ROMA – Colonizzare Marte è un antico sogno dell’umanità. Oggi un po’ più vicino, anche se si tratta di un’impresa da mille miliardi di dollari. “Lo spazio è un dominio strategico dal punto di vista economico e militare”, ha spiegato in una conferenza al padiglione Usa dell’Expo Kathy Laurini, “senior advisor” delle “Exploration and Space Operations” della Nasa, dove segue lo sviluppo dei progetti di esplorazione umana del sistema solare. Un singolo viaggio di andata e ritorno sarebbe più economico, ma – ha spiegato - non avrebbe senso.

Come spiega su La Stampa Nicla Panciera,

«Marte, invece, è la giusta destinazione di lungo periodo. Sono ancora necessari dei progressi tecnologici, ma nulla ci impedisce di pianificare l’impresa: stiamo testando i componenti che ci porteranno alla sua realizzazione». E così la conquista permanente del Pianeta Rosso assume i contorni epici della preparazione di un vero e proprio esodo.

«Vi sono ragioni tangibili e altre meno tangibili per perseguire l’obiettivo», ammette Laurini. Dalla ricerca medica, scientifica e tecnologica che fornirà nuove soluzioni a vecchi problemi irrisolti sulla Terra a ragioni di politica internazionale, fino ad aspetti economici, come confermano le stime dell’Ocse sui benefici degli investimenti spaziali.

Rimanere a lungo nello spazio sembra un’idea poco salutare: perdita di massa muscolare e riduzione della densità ossea sono solo alcune alterazioni a cui l’organismo va incontro.
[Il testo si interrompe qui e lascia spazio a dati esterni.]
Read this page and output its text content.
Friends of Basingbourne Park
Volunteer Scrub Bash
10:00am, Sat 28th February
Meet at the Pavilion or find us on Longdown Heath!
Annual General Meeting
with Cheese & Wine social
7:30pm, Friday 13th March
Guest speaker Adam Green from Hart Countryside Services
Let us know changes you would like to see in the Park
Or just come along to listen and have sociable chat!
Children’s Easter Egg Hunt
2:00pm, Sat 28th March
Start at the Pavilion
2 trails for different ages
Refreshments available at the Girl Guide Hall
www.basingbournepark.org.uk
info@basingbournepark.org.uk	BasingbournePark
E tra i problemi legati alla creazione di condizioni favorevoli alla sopravvivenza, a centinaia di milioni di km da qui (la distanza media tra i due pianeti è di 225 milioni), c’è la pura sopravvivenza. Ecco perché la sfida della colonizzazione è straordinariamente complessa e richiederà – secondo Laurini – un approccio diverso da quello delle missioni «tradizionali».

Per il 2016 la Nasa ha chiesto un budget di 18 miliardi, sebbene non tutto sarà destinato al progetto marziano. Ecco perché la strategia è quella dei «passi intermedi», ciascuno con un proprio obiettivo e dalle precise ricadute. E non sarà una corsa in solitaria: il concetto-chiave è «collaborazione internazionale – assicurano alla Nasa -. Non vogliamo andare su Marte da soli. Operiamo con varie agenzie spaziali, con gli europei, i giapponesi e i russi».

Se la società «Mars One» prevede l’installazione su Marte di un gruppo di esploratori entro il 2023, per Laurini l’annuncio è troppo ottimistico. Secondo lei, si dovranno attendere almeno 20 anni di più: «Per quanto stia lavorando duramente, non vedrò il compimento del progetto». A meno che – aggiunge – non dovessero verificarsi condizioni che permettano o impongano di dover accelerare l’impresa. Le minacce per la nostra sopravvivenza sulla Terra sono tante: dal disastro ecologico alla collisione con un asteroide. Per sopravvivere come specie dovremo trasferirci su altri pianeti? Per ora c’è la fiction, come il film di Ridley Scott «Sopravvissuto-The Martian».